Thomas B. Shea – USA TODAY Sports
Potential is a fickle mistress. In the right hands, she can grant you the world, mold you into a giant, open doors where once there were merely plastered walls. Precocious potential can just as easily buckle under the conspiratorial weights of onlookers, both the hopeful and the atheistic. It takes more than a little bit of luck to successfully extract talent from potential, with many left wondering whether the pursuit is alchemical in nature. We’ve covered this before, of course, but it’s worth doubling back anyway.
When surveying the biggest stories left to contemplate during the dwindling NBA regular season, one sees quite the smorgasbord of offerings: the Golden State Warriors’ courtship of 73 victories°, Kevin Durant’s impending free agency¹ and a teammate dispute in Los Angeles that somehow pulls the double magic trick of 1) dimming the spotlight on Kobe, and 2) making Iggy Azalea a sympathetic figure. Strange days, indeed.
A few steps beyond those thinkpiece generators, however, lies the curious case of Michael Beasley, the former number two overall pick in the draft and, thus far, one of its most prodigal sons. The quick version goes something like this: after attending six (!) different high schools, Beasley spent one incredible year at Kansas State, leading the nation in rebounding and averaging the third-most points per game while earning first-team All-American honors.
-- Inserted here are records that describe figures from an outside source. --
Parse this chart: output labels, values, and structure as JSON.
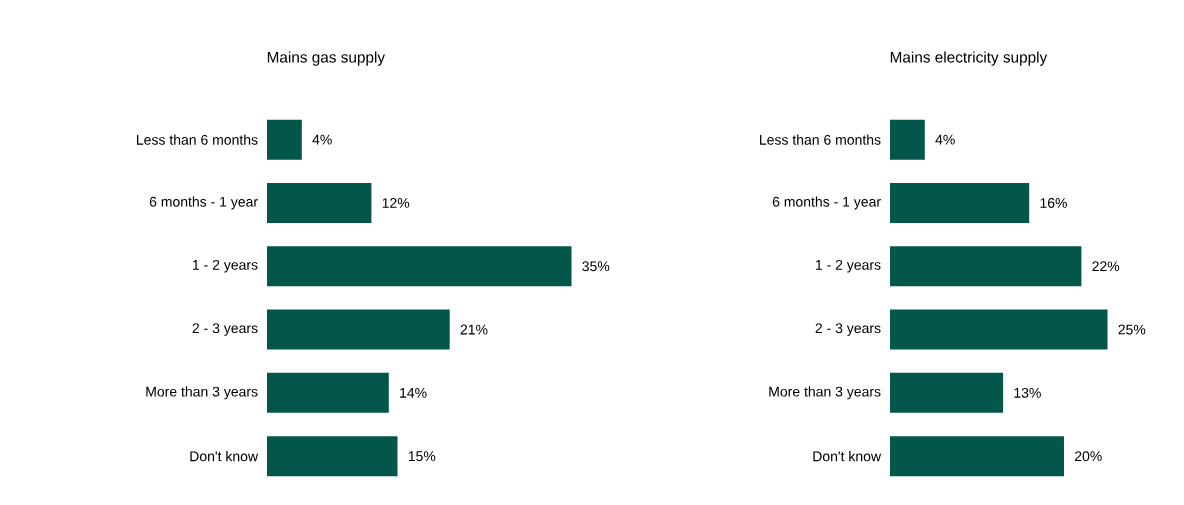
{
  "chart_data": [
    {
      "type": "bar",
      "orientation": "horizontal",
      "title": "Mains gas supply",
      "categories": [
        "Less than 6 months",
        "6 months - 1 year",
        "1 - 2 years",
        "2 - 3 years",
        "More than 3 years",
        "Don't know"
      ],
      "values": [
        4,
        12,
        35,
        21,
        14,
        15
      ],
      "value_labels": [
        "4%",
        "12%",
        "35%",
        "21%",
        "14%",
        "15%"
      ],
      "color": "#02574a"
    },
    {
      "type": "bar",
      "orientation": "horizontal",
      "title": "Mains electricity supply",
      "categories": [
        "Less than 6 months",
        "6 months - 1 year",
        "1 - 2 years",
        "2 - 3 years",
        "More than 3 years",
        "Don't know"
      ],
      "values": [
        4,
        16,
        22,
        25,
        13,
        20
      ],
      "value_labels": [
        "4%",
        "16%",
        "22%",
        "25%",
        "13%",
        "20%"
      ],
      "color": "#02574a"
    }
  ]
}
The Miami Heat took him right after Derrick Rose in 2008, another case study in potential, and watched as he averaged 13.9 points and 5.4 rebounds per game line on his way to an All-Rookie First Team selection. A solid sophomore campaign, albeit one in which his three-point percentage fell 13%, gave way to a trade to the Timberwolves in order to create cap space for Decision-era LeBron James.
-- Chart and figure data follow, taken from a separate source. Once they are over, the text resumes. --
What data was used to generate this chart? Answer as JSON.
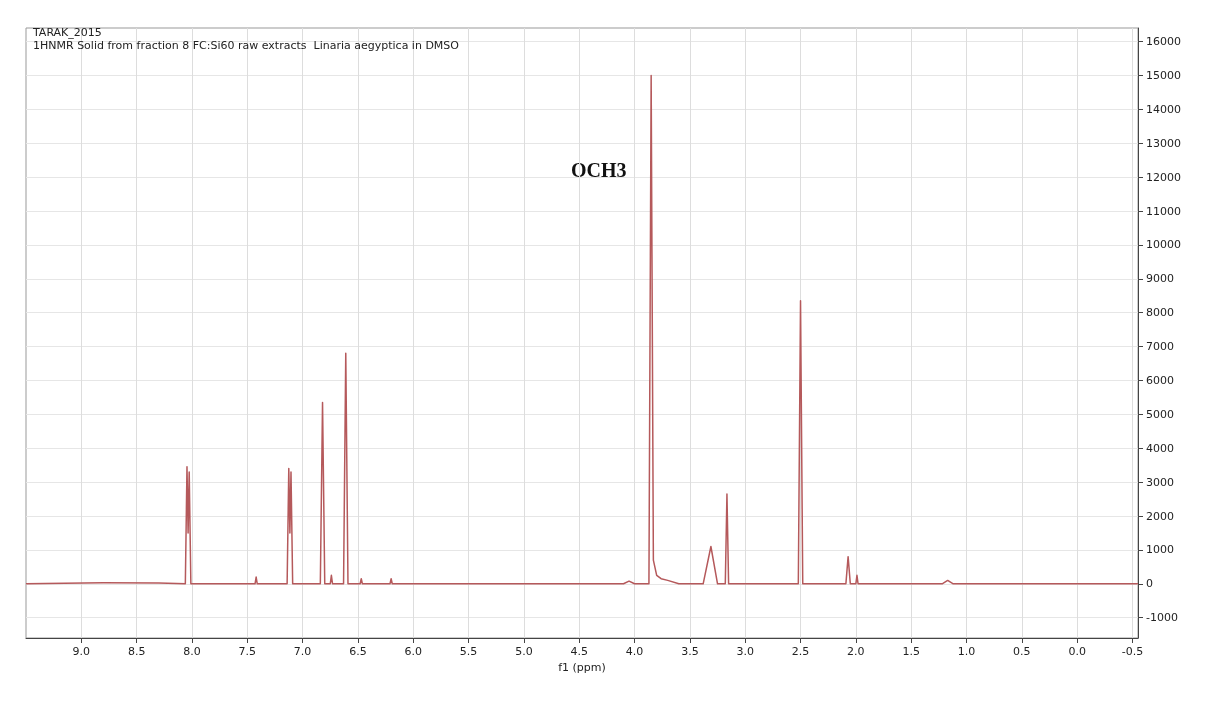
{
  "chart_data": {
    "type": "line",
    "title": "TARAK_2015",
    "subtitle": "1HNMR Solid from fraction 8 FC:Si60 raw extracts  Linaria aegyptica in DMSO",
    "xlabel": "f1 (ppm)",
    "x": [
      9.5,
      8.8,
      8.3,
      8.06,
      8.045,
      8.035,
      8.025,
      8.01,
      7.6,
      7.43,
      7.42,
      7.41,
      7.14,
      7.125,
      7.115,
      7.105,
      7.09,
      6.84,
      6.82,
      6.8,
      6.75,
      6.74,
      6.73,
      6.63,
      6.61,
      6.59,
      6.48,
      6.47,
      6.46,
      6.21,
      6.2,
      6.19,
      4.1,
      4.05,
      4.0,
      3.87,
      3.85,
      3.83,
      3.8,
      3.76,
      3.7,
      3.6,
      3.38,
      3.31,
      3.25,
      3.18,
      3.165,
      3.15,
      2.52,
      2.5,
      2.48,
      2.09,
      2.07,
      2.05,
      2.0,
      1.99,
      1.98,
      1.22,
      1.17,
      1.12,
      -0.55
    ],
    "series": [
      {
        "color": "#b5595b",
        "values": [
          0,
          30,
          20,
          0,
          3450,
          1500,
          3300,
          0,
          0,
          0,
          200,
          0,
          0,
          3400,
          1500,
          3300,
          0,
          0,
          5350,
          0,
          0,
          250,
          0,
          0,
          6800,
          0,
          0,
          150,
          0,
          0,
          150,
          0,
          0,
          80,
          0,
          0,
          15000,
          700,
          250,
          150,
          100,
          0,
          0,
          1100,
          0,
          0,
          2650,
          0,
          0,
          8350,
          0,
          0,
          800,
          0,
          0,
          250,
          0,
          0,
          100,
          0,
          0
        ]
      }
    ],
    "xlim": [
      9.5,
      -0.55
    ],
    "xticks": [
      {
        "value": 9,
        "label": "9.0"
      },
      {
        "value": 8.5,
        "label": "8.5"
      },
      {
        "value": 8,
        "label": "8.0"
      },
      {
        "value": 7.5,
        "label": "7.5"
      },
      {
        "value": 7,
        "label": "7.0"
      },
      {
        "value": 6.5,
        "label": "6.5"
      },
      {
        "value": 6,
        "label": "6.0"
      },
      {
        "value": 5.5,
        "label": "5.5"
      },
      {
        "value": 5,
        "label": "5.0"
      },
      {
        "value": 4.5,
        "label": "4.5"
      },
      {
        "value": 4,
        "label": "4.0"
      },
      {
        "value": 3.5,
        "label": "3.5"
      },
      {
        "value": 3,
        "label": "3.0"
      },
      {
        "value": 2.5,
        "label": "2.5"
      },
      {
        "value": 2,
        "label": "2.0"
      },
      {
        "value": 1.5,
        "label": "1.5"
      },
      {
        "value": 1,
        "label": "1.0"
      },
      {
        "value": 0.5,
        "label": "0.5"
      },
      {
        "value": 0,
        "label": "0.0"
      },
      {
        "value": -0.5,
        "label": "-0.5"
      }
    ],
    "ylim": [
      -1600,
      16400
    ],
    "yticks": [
      -1000,
      0,
      1000,
      2000,
      3000,
      4000,
      5000,
      6000,
      7000,
      8000,
      9000,
      10000,
      11000,
      12000,
      13000,
      14000,
      15000,
      16000
    ],
    "grid": true,
    "annotations": [
      "OCH3"
    ]
  }
}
After having arguably his best all-around season for a 17-win Minnesota team under Kurt Rambis and alongside Kevin Love, Beasley has gradually regressed, jumping from Phoenix to Miami to China…to Miami…to China…never missing an opportunity to receive a paycheck from Pat Riley for services rendered, whatever those services may have been. Usually, they appeared distinctly non-basketball-related.
His off-court issues warrant a discrete section on Beasley’s Wikipedia page, and you can find evidence of his various foibles and run-ins with the law, both in the NBA and out, there. Beasley isn’t a knucklehead among knuckleheads the way, say, JR Smith was in Denver, nor is he an injury-riddled ball of mercury, like the aforementioned Rose.
At worst, Beasley is an NBA-calibre player who has never quite fit the spaces allotted him. His time in China seems to reinforce the idea that, at the very least, he knows good offense when he feels it and, like Smith, is deadlocked in an eternal quest to catch that particular Golden Snitch, seemingly always just a touch out of reach.
It takes that long to encapsulate Michael Beasley before this season, or really, before the year rolled over to 2016. Fresh off winning his second consecutive CBA All-Star Game MVP Award after recording 63 points, 19 rebounds and 13 assists in January – and subsequently earning the Chinese league’s Foreign MVP award – Beasley signed with the Houston Rockets, a team of similarly-unmet expectations.
Since joining the Rockets at the beginning of March, Beasley has been at his most productive since at least 2011, averaging over 14 points and five rebounds while posting his career-high in PER. In thirteen games with Houston, Beasley has failed to score double-digit points only thrice, even throwing up a spine-tingling 30-point, 9-rebound performance in a loss over a suddenly clicking Atlanta Hawks team.
Sample sizes be damned, it’s actually fun watching Michael Beasley play basketball again, and more importantly, he seems like he’s having fun. Maybe it took the assclownery of Dwight Howard and James Harden’s undying love for the free-throw line to coax it out of him. For what has become a fringe playoff team in the top-heavy Western Conference, Beasley’s production has been nothing short of compulsory, and not a moment too soon. Maybe he has harvested the talent lying latent within him, fueling his time on the bench and overseas. Maybe it was always there.
°Barring something truly amazing (the NBA is the ZIP code for that, it must be said), they’ll get there, sending bar arguments into a different galaxy of annoying.
¹For the record, I’m in the “Durant stays in OKC for at least one more season” camp, but between the Olympics, the draft and the coming spike in the salary cap, this is one of those years when it seems valid to say anything can happen.